Estácio estremeceu, Mendonça conservou-se frio. A arma era rija, mas o golpe excedia a necessidade. Mendonça não quereria dever a esposa à evocação do nome do conselheiro: equivalia a um rapto. Percebeu-o Melchior, quando viu Estácio estender a mão ao amigo, mão que este recebeu com dignidade e frieza. Contaria Estácio com essa mesma repulsa do pretendente? O certo é que lhe disse, sem a menor sombra de hesitação:
— Meu zelo foi talvez excessivo; a intenção é boa e pura. Que posso eu desejar senão ver felizes os meus? Amem-se; será o remate das minhas aspirações. Prometes fazê-la feliz?
— Não prometo nada, disse Mendonça; o casamento é já impossível. Tu abriste-me os olhos; não te quero mal por isso. Perco muito, é certo, mas não me exponho à língua dos maus.
Mendonça foi buscar o chapéu e dispôs-se a sair, não obstante a intervenção de Melchior, que procurou trazê-lo a sentimentos de reconciliação. Não insistiu o padre; viu no rosto do mancebo uma resolução digna e firme, que era impossível dobrar naquele momento. Quando Mendonça lhe estendeu a mão em despedida, ele apertou-lhe com ternura e esperança. Estácio tentou ainda retê-lo; foi inútil; Mendonça saiu dali sem rancor, mas sem pesar. O coração sangrava-lhe, a consciência ia contente.

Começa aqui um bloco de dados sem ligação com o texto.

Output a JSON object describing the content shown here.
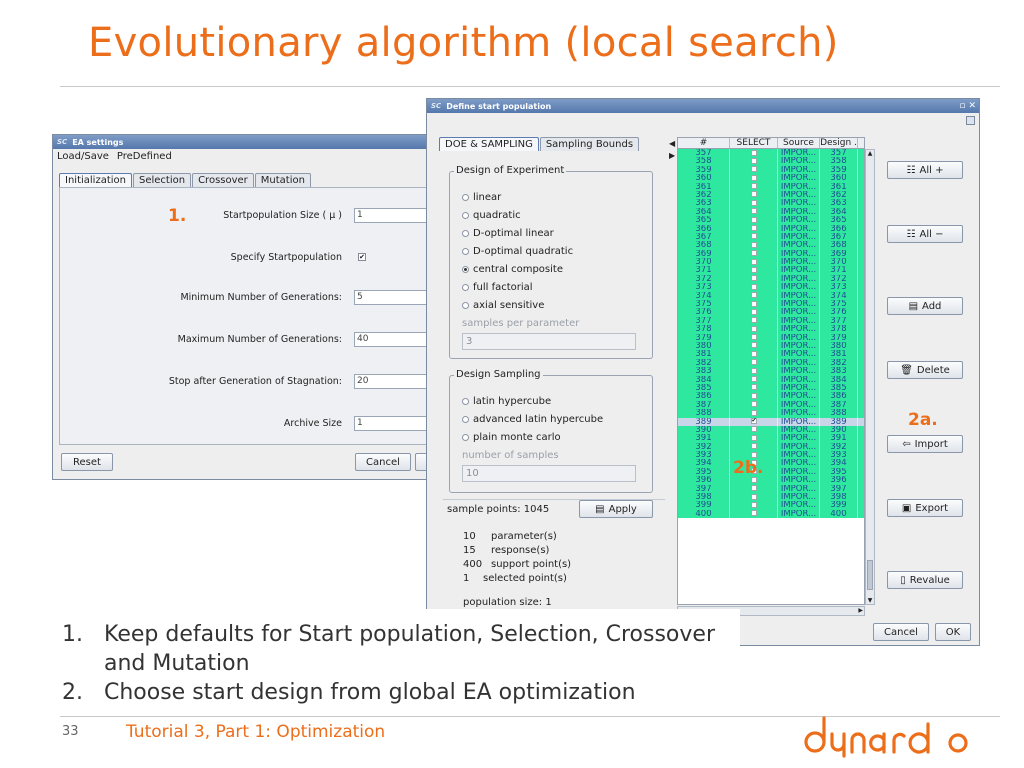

Melchior foi até à porta, a despedir-se de Mendonça. Quando este saiu, ele voltou o rosto para dentro, cruzou os braços e fitou o sobrinho de D. Úrsula. O moço desviou os olhos.
— Viu? perguntou o padre. Não sei qual seja a sua resolução; mas prometo-lhe que serei como Maomé, — Deus me perdoe! — ainda que veja o sol à minha direita e a lua à minha esquerda, não deixarei de executar o meu desígnio. Vá ter com sua família; deixe-me alguns instantes com o meu breviário.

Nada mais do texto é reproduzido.